I want a yellow striped maroon clown next. Should I get two or will one be OK by itself?
with the three other fish in your tank I think 2 would fit OK
 
Add more live rock. 1 lb per gallon is a minimum to get a healthy tank.
Yes, taking all media out of your filters is a good thing. This will reduce nitrates in your tank. Use the filters for water movement and I would also add a powerhead or 2 to get good current going.

Adding new sand on top will probably kill the bacteria already there, but the alternative to to remove everything. So if you want it deeper then I would go with the above suggestion of adding some more slowly. The bacteria lives in the top 2 inches so this should give it time to spread without killing it all off.

If the tank is cycled then it is fine to add another fish, just remember to add clowns last as they get really territorial. Also some more inverts would be healpful in keeping the tank clean. Hermits and snails are great.

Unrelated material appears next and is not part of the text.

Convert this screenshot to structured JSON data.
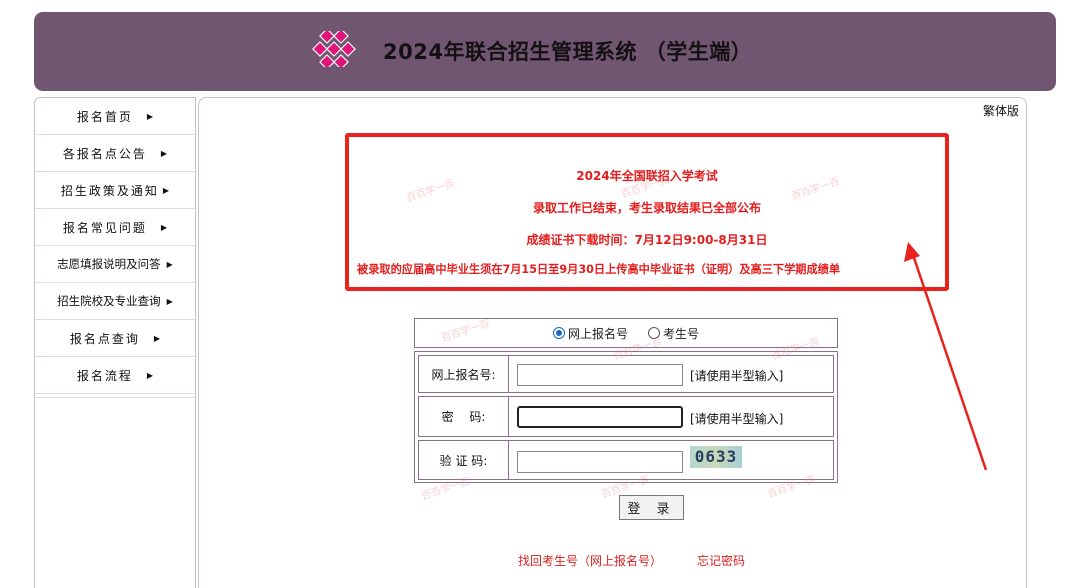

If you get more LR then try for cured. If it is then just put it in the tank and away you go. If it is uncured you will have to cure it in a bucket so that you don't have an ammonia spike that will kill your fish.
 
Thanks for the help.

What brand and flow rate powerhead(s) do you recommend?
 
A healthy tank water turn over rate to strive for is 6-10 times per hour.

Aqua Clear, Maxi-Jet, Penguin are all pretty good brand names. Try to avoid cheap ones because you get what you pay for with these guys. Plus saltwater can be rough on equipment and cheaper powerheads might not be suited for that environment.